In their lawsuit, the news organizations argued that closing the curtain prevents the public from seeing part of the execution process — the prison’s response when things fail to work as planned. They said sealing the preparation room prevents witnesses from seeing which of two available drugs is selected, how it is prepared and administered, how many doses are used, and “how effectively and professionally the execution staff performed.”
The suit was filed by the Los Angeles Times, public broadcaster KQED and the San Francisco Progressive Media Center, publisher of the online journal 48hills.org. Ajay Krishnan, a lawyer for the Progressive Media Center, said the state is not seeking to dismiss one important part of the lawsuit — a public view of the drug-preparation room once prison staff starts to inject the lethal drugs.
At that point, “they have to find out whether it’s working, whether the inmate is unconscious,” and witnesses should be able to observe them,” Krishnan said.
But in trying to shield drug preparation and medical intervention from public view, he said, the state is “unilaterally defining when an execution begins and ends,” a task that belongs to the courts.
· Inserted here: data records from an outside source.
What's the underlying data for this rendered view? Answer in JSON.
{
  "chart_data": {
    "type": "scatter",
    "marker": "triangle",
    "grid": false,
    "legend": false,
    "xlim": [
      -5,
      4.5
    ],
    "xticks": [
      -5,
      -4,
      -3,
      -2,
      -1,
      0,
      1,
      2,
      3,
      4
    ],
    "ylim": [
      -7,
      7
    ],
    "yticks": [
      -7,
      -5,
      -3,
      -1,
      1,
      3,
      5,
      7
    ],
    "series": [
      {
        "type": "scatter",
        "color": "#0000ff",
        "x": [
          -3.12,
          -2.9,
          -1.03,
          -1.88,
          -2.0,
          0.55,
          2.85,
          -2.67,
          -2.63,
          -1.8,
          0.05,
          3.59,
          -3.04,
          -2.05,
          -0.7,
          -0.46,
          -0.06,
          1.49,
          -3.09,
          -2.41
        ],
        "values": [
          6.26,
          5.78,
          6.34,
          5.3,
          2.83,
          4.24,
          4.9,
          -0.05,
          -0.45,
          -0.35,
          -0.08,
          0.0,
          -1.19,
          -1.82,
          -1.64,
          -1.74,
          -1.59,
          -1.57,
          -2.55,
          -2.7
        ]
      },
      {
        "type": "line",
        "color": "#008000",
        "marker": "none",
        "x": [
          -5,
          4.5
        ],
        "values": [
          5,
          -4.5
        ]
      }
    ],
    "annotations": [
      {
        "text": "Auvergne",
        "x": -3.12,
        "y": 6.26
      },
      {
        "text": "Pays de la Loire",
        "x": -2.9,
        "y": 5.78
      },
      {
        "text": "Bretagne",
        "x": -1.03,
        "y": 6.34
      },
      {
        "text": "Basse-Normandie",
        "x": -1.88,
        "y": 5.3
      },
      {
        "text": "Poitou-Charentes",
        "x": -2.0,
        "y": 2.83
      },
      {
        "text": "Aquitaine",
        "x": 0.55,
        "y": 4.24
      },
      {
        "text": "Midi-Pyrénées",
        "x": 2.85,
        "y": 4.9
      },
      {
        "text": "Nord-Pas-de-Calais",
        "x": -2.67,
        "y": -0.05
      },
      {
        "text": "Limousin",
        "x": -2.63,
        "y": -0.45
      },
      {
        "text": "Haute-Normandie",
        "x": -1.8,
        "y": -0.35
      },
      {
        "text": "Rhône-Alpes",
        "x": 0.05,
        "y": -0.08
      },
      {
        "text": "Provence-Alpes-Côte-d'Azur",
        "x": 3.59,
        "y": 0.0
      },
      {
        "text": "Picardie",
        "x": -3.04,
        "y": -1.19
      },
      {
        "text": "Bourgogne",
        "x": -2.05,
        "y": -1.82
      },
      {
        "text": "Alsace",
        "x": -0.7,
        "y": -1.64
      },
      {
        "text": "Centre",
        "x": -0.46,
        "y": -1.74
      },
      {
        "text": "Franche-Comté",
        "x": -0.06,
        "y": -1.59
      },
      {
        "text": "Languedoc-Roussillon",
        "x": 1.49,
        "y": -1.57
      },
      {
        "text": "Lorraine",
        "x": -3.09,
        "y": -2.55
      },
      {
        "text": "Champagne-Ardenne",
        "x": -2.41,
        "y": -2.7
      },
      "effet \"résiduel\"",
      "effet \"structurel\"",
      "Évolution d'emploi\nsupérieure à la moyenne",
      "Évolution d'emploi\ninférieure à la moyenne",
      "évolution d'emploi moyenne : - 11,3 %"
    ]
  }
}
He also said it was “a little disingenuous,” and legally unsupportable, for the state to invoke the “privacy and dignity” rights of an inmate it is trying to kill.
California’s last execution was in January 2006. A federal judge ruled later that year that flaws in staff training and lethal injection procedures had created an undue risk of a botched and agonizing execution. The state has revised its rules several times but has not yet won court approval.
A voter-approved initiative in 2016, however, prohibited further state regulatory review of new single-drug execution procedures, and the U.S. Supreme Court has sharply restricted inmates’ ability to challenge potentially painful execution methods. At least 21 condemned prisoners in California have exhausted all appeals of their death sentences, and unless Gov. Jerry Brown or his successor intervenes by commuting the sentences, executions are likely to resume within a year.